Companies shall make Advisors aware of: 

(i) the integrity policies of the Company which shall be consistent with the Global Principles, and (ii) the legal provisions containing the incrimination of bribery of foreign public officials pursuant to the U.S. FCPA, the 1997 OECD Convention, and the UNCAC, as each applies.

Companies shall have an agreement concluded in a written form between the Company and all of its Advisors, which shall contain a provision whereby the latter commits to comply at all times with the provisions mentioned above and more specifically that no part of any payment originating from the Company will be passed on as a bribe. Companies should require that Advisors will inform the Company regularly and on an ongoing basis on the accomplishment of his, her, or its tasks and duties.

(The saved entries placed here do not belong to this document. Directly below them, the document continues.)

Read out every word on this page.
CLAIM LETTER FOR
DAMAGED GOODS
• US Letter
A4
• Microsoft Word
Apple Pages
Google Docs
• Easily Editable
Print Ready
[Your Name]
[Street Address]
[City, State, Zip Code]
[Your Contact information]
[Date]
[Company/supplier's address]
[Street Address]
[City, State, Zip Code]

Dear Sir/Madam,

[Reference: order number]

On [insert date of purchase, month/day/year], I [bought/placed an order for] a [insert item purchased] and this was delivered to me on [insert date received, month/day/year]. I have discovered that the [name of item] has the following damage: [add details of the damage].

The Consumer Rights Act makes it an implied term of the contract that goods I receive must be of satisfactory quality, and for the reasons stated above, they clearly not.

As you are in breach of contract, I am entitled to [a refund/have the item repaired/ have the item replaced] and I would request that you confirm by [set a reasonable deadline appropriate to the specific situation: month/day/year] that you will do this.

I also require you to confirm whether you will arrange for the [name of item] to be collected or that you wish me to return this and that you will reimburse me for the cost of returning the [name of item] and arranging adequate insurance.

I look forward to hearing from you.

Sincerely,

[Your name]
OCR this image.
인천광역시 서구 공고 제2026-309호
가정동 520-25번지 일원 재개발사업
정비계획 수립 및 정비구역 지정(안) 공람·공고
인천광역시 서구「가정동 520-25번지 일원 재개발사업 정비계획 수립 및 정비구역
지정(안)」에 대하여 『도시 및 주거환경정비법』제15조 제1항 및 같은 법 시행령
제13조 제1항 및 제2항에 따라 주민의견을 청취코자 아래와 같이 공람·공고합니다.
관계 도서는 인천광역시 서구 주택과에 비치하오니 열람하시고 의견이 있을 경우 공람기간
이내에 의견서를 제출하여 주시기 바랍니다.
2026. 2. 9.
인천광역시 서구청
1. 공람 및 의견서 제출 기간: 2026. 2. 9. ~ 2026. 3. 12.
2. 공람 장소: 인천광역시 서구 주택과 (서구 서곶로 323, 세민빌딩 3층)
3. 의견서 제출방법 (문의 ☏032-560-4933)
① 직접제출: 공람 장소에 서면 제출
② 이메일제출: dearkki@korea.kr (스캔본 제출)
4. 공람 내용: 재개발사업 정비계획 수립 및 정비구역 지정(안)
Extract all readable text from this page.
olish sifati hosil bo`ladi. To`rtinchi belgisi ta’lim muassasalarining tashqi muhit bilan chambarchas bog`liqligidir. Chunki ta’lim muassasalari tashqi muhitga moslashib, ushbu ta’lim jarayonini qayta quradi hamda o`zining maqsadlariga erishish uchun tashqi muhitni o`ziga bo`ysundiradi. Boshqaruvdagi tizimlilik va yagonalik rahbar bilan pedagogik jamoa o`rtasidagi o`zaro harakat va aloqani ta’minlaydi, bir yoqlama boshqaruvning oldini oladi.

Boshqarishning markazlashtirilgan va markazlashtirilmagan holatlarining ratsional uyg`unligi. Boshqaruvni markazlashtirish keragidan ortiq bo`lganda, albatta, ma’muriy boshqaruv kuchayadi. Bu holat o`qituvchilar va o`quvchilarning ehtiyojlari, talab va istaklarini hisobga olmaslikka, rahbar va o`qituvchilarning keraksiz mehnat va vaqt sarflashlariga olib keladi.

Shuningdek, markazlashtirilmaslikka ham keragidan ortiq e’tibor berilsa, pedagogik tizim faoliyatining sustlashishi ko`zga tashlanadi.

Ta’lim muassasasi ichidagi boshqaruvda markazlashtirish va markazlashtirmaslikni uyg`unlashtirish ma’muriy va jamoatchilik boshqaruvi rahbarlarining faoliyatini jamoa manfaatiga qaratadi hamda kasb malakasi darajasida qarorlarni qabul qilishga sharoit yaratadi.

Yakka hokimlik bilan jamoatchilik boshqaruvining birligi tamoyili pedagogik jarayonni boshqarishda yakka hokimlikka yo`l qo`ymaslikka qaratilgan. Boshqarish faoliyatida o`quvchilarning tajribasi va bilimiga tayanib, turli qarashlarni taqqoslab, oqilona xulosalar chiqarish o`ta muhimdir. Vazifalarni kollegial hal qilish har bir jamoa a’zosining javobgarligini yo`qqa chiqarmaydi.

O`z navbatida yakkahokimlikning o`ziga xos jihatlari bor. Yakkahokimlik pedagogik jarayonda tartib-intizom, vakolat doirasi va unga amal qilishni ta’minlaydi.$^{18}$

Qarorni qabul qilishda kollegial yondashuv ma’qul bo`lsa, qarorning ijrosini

Companies shall keep proprietary information of third parties to which they have gained access in accordance with the terms of its disclosure and in strict compliance with all applicable laws and regulations. Companies will not solicit or accept a third party’s proprietary information (whether provided by a customer or otherwise), such as bid and proposal information, or technical or price data, unless the owner of the data has agreed to its release.

Companies who receive a third party’s proprietary information without authorization:

  1. shall promptly cease dissemination and review of such information;
  2. shall promptly destroy or return such information; and
  3. should inform the third party of the incident and their response.


  • Companies shall follow all applicable laws, regulations and directives concerning the employment or engagement of public officials including those dealing with conflicts of interest.
  • Companies will maintain policies to address or mitigate the risk of undue or improper conflicts of interest.